Résister à l’indignité

Voici la publication des actes d’un colloque tenu en 2024 à Paris pour le cinquantenaire de l’association œcuménique ACAT (Action des Chrétiens pour l’Abolition de la Torture).

Son actuel président en fait l’introduction, et son prédécesseur apporte une conclusion. Ils comportent trois parties sur la torture et les violations des droits humains : — deux approches historiques — deux analyses socio-politiques — et deux points de vue, philosophique et théologique.

 

En préface, le philosophe O. Abel rappelle la longue histoire de la lutte contre la torture, comble de la violence envers autrui. Celle-ci doit être replacée dans le contexte de notre société contemporaine, où le discours politique a souvent remplacé le religieux. La maltraitance y vise moins à faire parler les partisans d’un autre discours que celui du pouvoir en place, qu’à les faire taire. C’est l’acmé de l’humiliation.

 

En introduction, le Pésident L. Belière retrace l’action de l’ACAT depuis 1974, s’ouvrant aussi à d’autres atteintes à la dignité humaine. — Puis le philosophe M. Crépon caractérise la torture comme la déshumanisation d’autrui, au prétexte de son identité ou de ses convictions.

 

Dans l’approche historique, V. Zuber, historienne, analyse l’évolution du recours à la torture, depuis tout le Moyen Âge, comme auxiliaire habituel des guerres et des conflits entre pouvoirs politiques ou religieux. Ce n’est qu’au 18e siècle qu’on commence à en faire un délit humanitaire. Au 20e siècle, suite à deux guerres mondiales, elle est condamnée enfin dans un Droit international (Droits de l’Homme, et Législation internationale). — Ensuite, l’historienne A. Becker retrace l’apparition du phénomène de ˝génocide˝. Ce terme désigne un processus d’animalisation, de réification, ou de déshumanisation, apparu dans les conflits contemporains, nationaux, sociaux, raciaux, religieux ou idéologiques. Alors, les adversaires doivent être éliminés sans partage, comme le mal face au bien. Mais sur cette voie, on finit par devenir exactement ce dont on accuse les autres d’être. D’où le vœu final : « Puissent les réflexions de tous les “êtres de bonne volonté” retrouver la vérité » (p.  61).

 

En deuxième partie, A.C. Defossez, sociologue et anthropologue, engagée personnellement dans l’accompagnement des migrants, constate que l’état de droit a fait place à une politique autoritaire où s’impose la loi de la force dans les divers services publics, en France et en Europe. Les migrants n’y sont pas jugés pour ce qu’ils font, mais pour ce qu’ils sont ; indésirables. Beaucoup se trouvent alors réduits à une situation de semi-clandestinité précaire et durable, avec leurs familles.
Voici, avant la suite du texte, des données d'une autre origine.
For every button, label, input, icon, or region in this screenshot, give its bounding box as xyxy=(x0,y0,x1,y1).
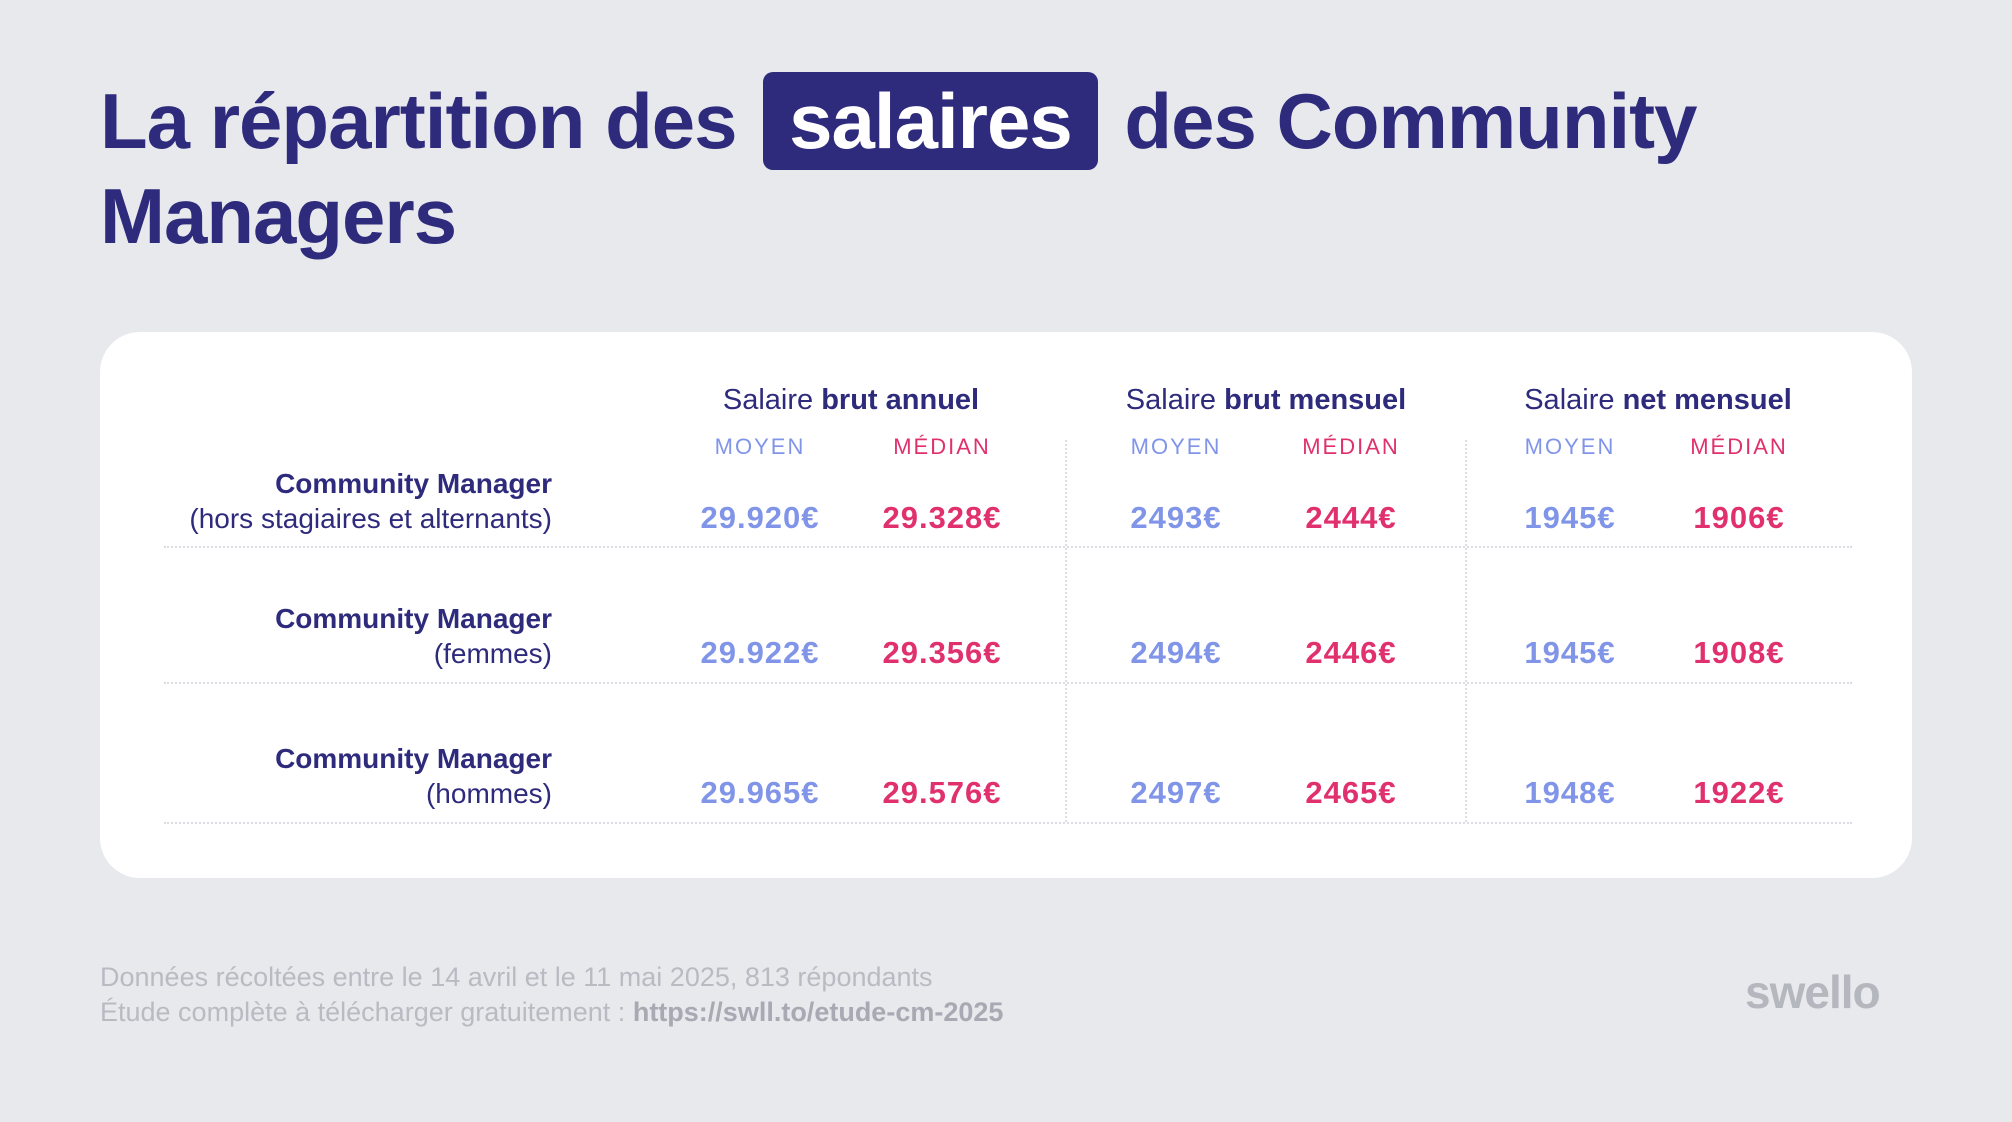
title-before: La répartition des xyxy=(100,77,737,165)
row-label: Community Manager (femmes) xyxy=(140,601,552,671)
column-header-net-mensuel: Salaire net mensuel xyxy=(1458,384,1858,417)
column-header-bold: brut annuel xyxy=(821,384,980,416)
subheader-median: MÉDIAN xyxy=(1302,434,1400,459)
column-header-prefix: Salaire xyxy=(1125,384,1217,416)
column-header-bold: brut mensuel xyxy=(1224,384,1407,416)
column-divider xyxy=(1465,440,1467,822)
row-divider xyxy=(164,682,1852,684)
value-brut-annuel-moyen: 29.922€ xyxy=(700,635,820,670)
value-brut-annuel-moyen: 29.920€ xyxy=(700,500,820,535)
value-brut-mensuel-moyen: 2497€ xyxy=(1130,775,1222,810)
column-header-brut-mensuel: Salaire brut mensuel xyxy=(1066,384,1466,417)
footer-line2-prefix: Étude complète à télécharger gratuitemen… xyxy=(100,997,626,1027)
row-label: Community Manager (hors stagiaires et al… xyxy=(140,466,552,536)
subheader-median: MÉDIAN xyxy=(893,434,991,459)
subheader-moyen: MOYEN xyxy=(1130,434,1222,459)
row-label-title: Community Manager xyxy=(275,743,552,774)
value-net-mensuel-moyen: 1945€ xyxy=(1524,635,1616,670)
value-brut-annuel-median: 29.328€ xyxy=(882,500,1002,535)
footer-line1: Données récoltées entre le 14 avril et l… xyxy=(100,962,933,992)
row-label-title: Community Manager xyxy=(275,603,552,634)
subheader-moyen: MOYEN xyxy=(1524,434,1616,459)
value-net-mensuel-moyen: 1948€ xyxy=(1524,775,1616,810)
salary-table-card xyxy=(100,332,1912,878)
subheader-moyen: MOYEN xyxy=(714,434,806,459)
row-divider xyxy=(164,822,1852,824)
value-brut-annuel-median: 29.576€ xyxy=(882,775,1002,810)
study-link[interactable]: https://swll.to/etude-cm-2025 xyxy=(632,997,1004,1027)
row-label-title: Community Manager xyxy=(275,468,552,499)
title-after: des Community xyxy=(1124,77,1697,165)
value-net-mensuel-median: 1922€ xyxy=(1693,775,1785,810)
value-net-mensuel-moyen: 1945€ xyxy=(1524,500,1616,535)
value-net-mensuel-median: 1906€ xyxy=(1693,500,1785,535)
value-brut-mensuel-moyen: 2494€ xyxy=(1130,635,1222,670)
value-brut-annuel-median: 29.356€ xyxy=(882,635,1002,670)
value-brut-mensuel-median: 2444€ xyxy=(1305,500,1397,535)
column-header-bold: net mensuel xyxy=(1622,384,1792,416)
value-net-mensuel-median: 1908€ xyxy=(1693,635,1785,670)
swello-logo: swello xyxy=(1745,966,1881,1018)
row-label-subtitle: (hommes) xyxy=(425,778,552,809)
column-header-brut-annuel: Salaire brut annuel xyxy=(651,384,1051,417)
subheader-median: MÉDIAN xyxy=(1690,434,1788,459)
column-divider xyxy=(1065,440,1067,822)
value-brut-mensuel-median: 2465€ xyxy=(1305,775,1397,810)
column-header-prefix: Salaire xyxy=(722,384,814,416)
value-brut-annuel-moyen: 29.965€ xyxy=(700,775,820,810)
row-divider xyxy=(164,546,1852,548)
value-brut-mensuel-median: 2446€ xyxy=(1305,635,1397,670)
footer-note: Données récoltées entre le 14 avril et l… xyxy=(100,960,1003,1030)
column-header-prefix: Salaire xyxy=(1524,384,1615,416)
page-title: La répartition des salaires des Communit… xyxy=(100,72,1900,262)
row-label-subtitle: (hors stagiaires et alternants) xyxy=(189,503,552,534)
value-brut-mensuel-moyen: 2493€ xyxy=(1130,500,1222,535)
row-label-subtitle: (femmes) xyxy=(433,638,552,669)
row-label: Community Manager (hommes) xyxy=(140,741,552,811)
footer-line2: Étude complète à télécharger gratuitemen… xyxy=(100,995,1003,1030)
title-highlight: salaires xyxy=(763,72,1098,170)
title-line2: Managers xyxy=(100,172,457,260)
L’intégration sociale devient alors impossible. Leur descendance en pâtit encore davantage. De quoi s’attendre ainsi à des phénomènes de violence sociale à venir. — Pour C. Dubernet, politologue, les situations indignes d’˝inhumanité˝ se multiplient. Mondialement, le nombre des réfugiés exilés s’accroît ; souvent dans leur propre pays. Sans parler des nettoyages ethniques et autres génocides. De plus, les régimes politiques totalitaires et violents se multiplient. Il importe de travailler à des sociétés solidaires, assumant leur pluralité et le nombre de leurs diverses composantes.

 

Enfin, C. Sigov, ukrainien réfugié, philosophe, invite à l’engagement pour la justice et la vérité, dans la diversité des situations politiques et sociales. — Pour N. Cochand, professeur à l’Institut protestant de Théologie de Paris, résister à l’indignité, c’est savoir approcher le réfugié immigré comme une personne à part entière, avec son humanité et son parcours ; c’est aussi engager notre propre humanité, notre cœur, dans cette rencontre.

 

En conclusion, Y. Rolland présente le visage et la mission de l’ACAT actuelle, aux niveaux tant national qu’international (ONU, Europe). La torture est une réalité à double sens, propre et figuré. Elle désigne toute atteinte à l’intégrité physique ou morale des personnes ; la peine de mort en étant la forme radicale. Il faut aussi ajouter les tortures collectives (oppressions, crimes de guerre ou contre l’humanité, et génocide). Bien des chantiers mobilisateurs. L’ACAT trouve ainsi sa place parmi les institutions œcuméniques de notre pays.

 

Résister à l’indignité, l’acceptation de la torture, point de bascule des sociétés ? Sous la direction de Luc Bellière Éd. Olivétan, Lyon — février 2026. 128 pages, 11,00 €.